La célébrité et le grand prestige dont jouissent nos artistes musiciens font languir d’envie, les juvéniles ardeurs de la plupart d’artistes en herbe. Un artiste qui est au sommet de son art, est à coup sûr, une opportunité de légitimer sa prestance, son savoir-faire. Il suscite des envies, de l’admiration et parfois de la jalousie. A ce moment précis, tout lui sourit : interview, spectacles, émoluments. Ce n’est pas pour autant que tout est rose dans ce milieu.

 Le 19 juillet 2017, au cimetière parisien de Thiais, j’accompagnais dans les phalanges angéliques, Peter Makossa (ONGUENE ONANA Pierre). Chantal Ayissi, Spirit Enumedy, Junior Ebeny, etc.
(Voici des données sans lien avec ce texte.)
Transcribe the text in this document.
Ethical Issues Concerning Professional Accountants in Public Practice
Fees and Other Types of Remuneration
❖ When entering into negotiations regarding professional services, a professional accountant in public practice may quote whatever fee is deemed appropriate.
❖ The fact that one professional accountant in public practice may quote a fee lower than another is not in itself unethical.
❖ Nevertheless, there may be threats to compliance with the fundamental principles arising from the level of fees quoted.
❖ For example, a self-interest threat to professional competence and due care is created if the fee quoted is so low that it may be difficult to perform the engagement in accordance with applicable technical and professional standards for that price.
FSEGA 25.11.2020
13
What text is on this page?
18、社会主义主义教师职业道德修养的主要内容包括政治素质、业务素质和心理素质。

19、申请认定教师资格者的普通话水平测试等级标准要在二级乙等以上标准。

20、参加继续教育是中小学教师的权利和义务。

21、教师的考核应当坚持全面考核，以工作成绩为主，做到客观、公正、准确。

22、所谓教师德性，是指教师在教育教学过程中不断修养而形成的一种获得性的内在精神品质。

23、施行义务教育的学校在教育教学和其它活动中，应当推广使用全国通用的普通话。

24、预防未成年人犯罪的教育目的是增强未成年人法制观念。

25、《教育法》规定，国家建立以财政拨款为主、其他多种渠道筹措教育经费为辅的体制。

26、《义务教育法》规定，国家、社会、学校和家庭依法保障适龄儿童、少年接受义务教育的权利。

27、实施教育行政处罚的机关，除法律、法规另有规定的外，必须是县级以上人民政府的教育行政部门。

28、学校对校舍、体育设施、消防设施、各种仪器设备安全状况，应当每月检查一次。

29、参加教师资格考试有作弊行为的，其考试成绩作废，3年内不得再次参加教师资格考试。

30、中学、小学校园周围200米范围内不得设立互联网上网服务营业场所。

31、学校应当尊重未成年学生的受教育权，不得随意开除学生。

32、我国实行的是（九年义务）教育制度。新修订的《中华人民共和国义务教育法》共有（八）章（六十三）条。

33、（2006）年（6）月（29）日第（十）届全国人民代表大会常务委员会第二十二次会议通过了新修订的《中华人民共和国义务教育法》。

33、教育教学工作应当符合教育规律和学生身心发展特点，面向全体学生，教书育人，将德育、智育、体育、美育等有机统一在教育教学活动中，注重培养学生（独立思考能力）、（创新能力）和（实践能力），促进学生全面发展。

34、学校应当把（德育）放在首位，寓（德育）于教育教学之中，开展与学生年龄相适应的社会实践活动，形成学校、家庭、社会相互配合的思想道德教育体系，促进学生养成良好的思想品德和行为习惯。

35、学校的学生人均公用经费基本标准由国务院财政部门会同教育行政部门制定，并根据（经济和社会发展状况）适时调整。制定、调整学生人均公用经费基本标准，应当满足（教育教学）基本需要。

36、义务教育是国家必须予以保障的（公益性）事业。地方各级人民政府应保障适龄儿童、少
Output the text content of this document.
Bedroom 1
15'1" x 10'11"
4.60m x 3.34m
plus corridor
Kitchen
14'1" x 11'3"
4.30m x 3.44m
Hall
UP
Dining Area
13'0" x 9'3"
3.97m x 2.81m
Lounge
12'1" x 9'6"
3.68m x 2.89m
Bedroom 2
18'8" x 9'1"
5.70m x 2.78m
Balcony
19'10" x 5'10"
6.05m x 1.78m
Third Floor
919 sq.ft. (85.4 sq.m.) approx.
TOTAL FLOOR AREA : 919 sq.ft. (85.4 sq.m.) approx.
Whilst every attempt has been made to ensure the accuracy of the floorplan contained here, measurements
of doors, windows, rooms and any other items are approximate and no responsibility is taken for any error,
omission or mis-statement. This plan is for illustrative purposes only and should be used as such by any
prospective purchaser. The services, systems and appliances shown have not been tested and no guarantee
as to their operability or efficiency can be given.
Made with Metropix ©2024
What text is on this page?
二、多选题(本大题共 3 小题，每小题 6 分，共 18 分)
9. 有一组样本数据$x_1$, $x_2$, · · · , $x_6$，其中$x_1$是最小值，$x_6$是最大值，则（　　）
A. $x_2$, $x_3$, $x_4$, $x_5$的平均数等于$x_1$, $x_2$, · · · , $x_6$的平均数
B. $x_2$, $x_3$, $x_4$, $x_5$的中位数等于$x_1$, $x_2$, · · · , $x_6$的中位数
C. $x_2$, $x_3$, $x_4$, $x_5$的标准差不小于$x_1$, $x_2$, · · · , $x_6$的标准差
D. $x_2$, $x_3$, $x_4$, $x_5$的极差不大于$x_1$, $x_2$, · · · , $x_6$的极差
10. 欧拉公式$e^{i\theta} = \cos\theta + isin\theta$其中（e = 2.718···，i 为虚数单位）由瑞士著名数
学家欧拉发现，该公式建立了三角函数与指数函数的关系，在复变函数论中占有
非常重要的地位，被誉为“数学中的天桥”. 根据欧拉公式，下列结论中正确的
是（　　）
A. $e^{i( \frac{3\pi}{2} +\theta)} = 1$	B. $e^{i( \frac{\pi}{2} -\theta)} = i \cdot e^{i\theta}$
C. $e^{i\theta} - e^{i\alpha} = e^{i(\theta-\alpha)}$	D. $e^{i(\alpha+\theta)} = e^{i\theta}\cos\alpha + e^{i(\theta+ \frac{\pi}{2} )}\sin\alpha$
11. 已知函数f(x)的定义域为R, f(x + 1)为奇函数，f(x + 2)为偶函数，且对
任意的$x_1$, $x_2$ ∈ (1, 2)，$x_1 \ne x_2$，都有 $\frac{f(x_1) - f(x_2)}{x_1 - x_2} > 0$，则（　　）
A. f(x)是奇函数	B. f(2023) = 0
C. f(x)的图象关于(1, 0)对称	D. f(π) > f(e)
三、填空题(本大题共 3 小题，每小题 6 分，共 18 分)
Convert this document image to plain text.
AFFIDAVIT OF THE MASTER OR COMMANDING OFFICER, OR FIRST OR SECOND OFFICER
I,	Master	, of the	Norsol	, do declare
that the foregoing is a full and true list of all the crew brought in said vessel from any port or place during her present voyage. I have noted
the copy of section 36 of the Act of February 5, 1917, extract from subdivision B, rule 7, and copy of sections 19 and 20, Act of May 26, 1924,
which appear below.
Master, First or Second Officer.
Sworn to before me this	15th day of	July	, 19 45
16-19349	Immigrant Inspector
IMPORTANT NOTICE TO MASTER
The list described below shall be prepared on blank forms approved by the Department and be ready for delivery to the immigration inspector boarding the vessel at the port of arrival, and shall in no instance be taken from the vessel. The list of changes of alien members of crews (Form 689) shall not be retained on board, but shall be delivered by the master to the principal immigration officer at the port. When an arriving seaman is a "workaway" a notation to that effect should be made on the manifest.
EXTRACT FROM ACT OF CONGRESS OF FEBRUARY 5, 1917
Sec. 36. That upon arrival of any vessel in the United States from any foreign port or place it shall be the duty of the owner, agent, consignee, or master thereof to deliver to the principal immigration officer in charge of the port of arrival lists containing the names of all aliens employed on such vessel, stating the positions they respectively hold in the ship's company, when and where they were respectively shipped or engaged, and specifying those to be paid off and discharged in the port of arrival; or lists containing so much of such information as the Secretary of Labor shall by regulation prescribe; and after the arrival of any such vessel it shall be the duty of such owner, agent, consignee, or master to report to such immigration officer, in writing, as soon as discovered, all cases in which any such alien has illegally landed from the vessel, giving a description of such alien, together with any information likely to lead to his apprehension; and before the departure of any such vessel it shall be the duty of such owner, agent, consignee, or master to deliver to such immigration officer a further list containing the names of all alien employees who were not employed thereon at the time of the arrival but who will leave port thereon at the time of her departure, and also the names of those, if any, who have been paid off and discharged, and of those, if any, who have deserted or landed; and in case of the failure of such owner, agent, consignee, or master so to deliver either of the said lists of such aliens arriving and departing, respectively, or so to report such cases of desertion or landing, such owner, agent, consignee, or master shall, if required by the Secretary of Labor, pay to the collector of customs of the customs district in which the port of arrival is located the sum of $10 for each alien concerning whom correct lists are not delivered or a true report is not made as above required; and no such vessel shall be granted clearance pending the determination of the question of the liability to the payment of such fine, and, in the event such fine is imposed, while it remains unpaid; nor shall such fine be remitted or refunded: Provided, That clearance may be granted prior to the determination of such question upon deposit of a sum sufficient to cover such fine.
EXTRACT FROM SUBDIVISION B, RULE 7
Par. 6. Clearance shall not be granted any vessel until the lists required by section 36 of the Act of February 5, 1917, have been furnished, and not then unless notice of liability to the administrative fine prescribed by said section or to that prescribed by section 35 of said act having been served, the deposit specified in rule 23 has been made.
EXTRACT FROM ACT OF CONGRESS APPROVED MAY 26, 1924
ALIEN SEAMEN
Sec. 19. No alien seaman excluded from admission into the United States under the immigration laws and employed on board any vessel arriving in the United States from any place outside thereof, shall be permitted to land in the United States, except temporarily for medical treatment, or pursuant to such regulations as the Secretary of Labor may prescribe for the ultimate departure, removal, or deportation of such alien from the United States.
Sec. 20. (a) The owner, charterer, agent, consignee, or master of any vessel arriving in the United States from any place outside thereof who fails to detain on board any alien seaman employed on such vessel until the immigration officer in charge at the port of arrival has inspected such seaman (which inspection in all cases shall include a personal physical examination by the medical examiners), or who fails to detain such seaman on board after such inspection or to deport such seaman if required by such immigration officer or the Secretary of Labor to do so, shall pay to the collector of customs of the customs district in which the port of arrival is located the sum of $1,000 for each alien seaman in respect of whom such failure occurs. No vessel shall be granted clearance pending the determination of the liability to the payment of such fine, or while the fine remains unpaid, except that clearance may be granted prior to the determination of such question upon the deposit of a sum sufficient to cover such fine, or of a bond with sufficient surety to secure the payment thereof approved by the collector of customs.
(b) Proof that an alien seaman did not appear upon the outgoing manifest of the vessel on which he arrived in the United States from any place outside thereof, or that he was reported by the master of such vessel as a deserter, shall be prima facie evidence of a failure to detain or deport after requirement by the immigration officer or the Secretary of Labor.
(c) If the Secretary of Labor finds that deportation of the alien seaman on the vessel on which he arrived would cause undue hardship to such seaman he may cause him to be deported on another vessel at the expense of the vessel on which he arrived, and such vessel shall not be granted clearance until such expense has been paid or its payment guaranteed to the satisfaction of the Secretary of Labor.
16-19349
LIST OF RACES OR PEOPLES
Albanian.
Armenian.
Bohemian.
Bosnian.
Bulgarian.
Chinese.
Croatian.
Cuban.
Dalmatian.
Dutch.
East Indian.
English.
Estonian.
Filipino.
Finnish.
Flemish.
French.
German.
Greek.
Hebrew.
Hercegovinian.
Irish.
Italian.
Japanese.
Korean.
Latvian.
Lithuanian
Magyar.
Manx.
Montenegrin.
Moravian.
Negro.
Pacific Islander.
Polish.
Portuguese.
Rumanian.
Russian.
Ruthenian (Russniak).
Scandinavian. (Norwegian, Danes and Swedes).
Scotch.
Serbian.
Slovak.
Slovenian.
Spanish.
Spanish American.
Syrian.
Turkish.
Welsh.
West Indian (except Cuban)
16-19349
Ce sont ces irréductibles connus du grand public, qui ont rendu un dernier hommage à leur confrère ; le cimetière n’était pas noir de monde, mais noir de deuil.

 La musique avait perdu cet après-midi, en même temps que son accent, un peu de sa sympathie initiale. Cette foule composée d’anonymes et de la famille, laisse paraitre une forme de désappointement. Peter Makossa était seul, sa bobine trônait sur des trépieds de circonstance. La posture fait assez riquiqui, peu importe. Plus bas, en fond sonore, un Smartphone diffusait en boucle, les chefs-d’œuvre de l’artiste. Difficile dans ces conditions, cette solennité de circonstance, de retenir ses larmes. Cet événement a suscité en moi plusieurs interrogations.

J’ai compris au risque de me tromper que, le monde artistique est le reflet authentique de notre société. De fait, chacun d’entre nous s’enferme trop souvent à l’intérieur de frontières invisibles, qui conditionnent nos vies, nos conceptions de la réussite et du bonheur. Des frontières qui condamnent toute humanité, toute solidarité, toute empathie, à n’être qu’une apparence, une répétition du même, à quelques variantes dérisoires près.

En dépit de cette absence de solidarité que j’ai notée, il ressort après constatation que les artistes et les musiciens en particulier ne prennent pas au sérieux leur mission. Ont-ils conscience de tout de ce que nous permet la musique, dans une société africaine où les opportunités tant sociales qu’économiques se font rares ? La musique est un espace de substitution à la violence, à l’exercice sans frein du pouvoir.

En ces temps de changements politiques et de surprises idéologiques, de ruptures esthétiques et de dictature de l’immédiat, de triomphes éphémères et de gloires vaines, il est temps de comprendre que la source des réussites vraies, des avancées significatives, des vies utiles, est toujours la même, depuis l’aube des temps : l’art, voire la musique.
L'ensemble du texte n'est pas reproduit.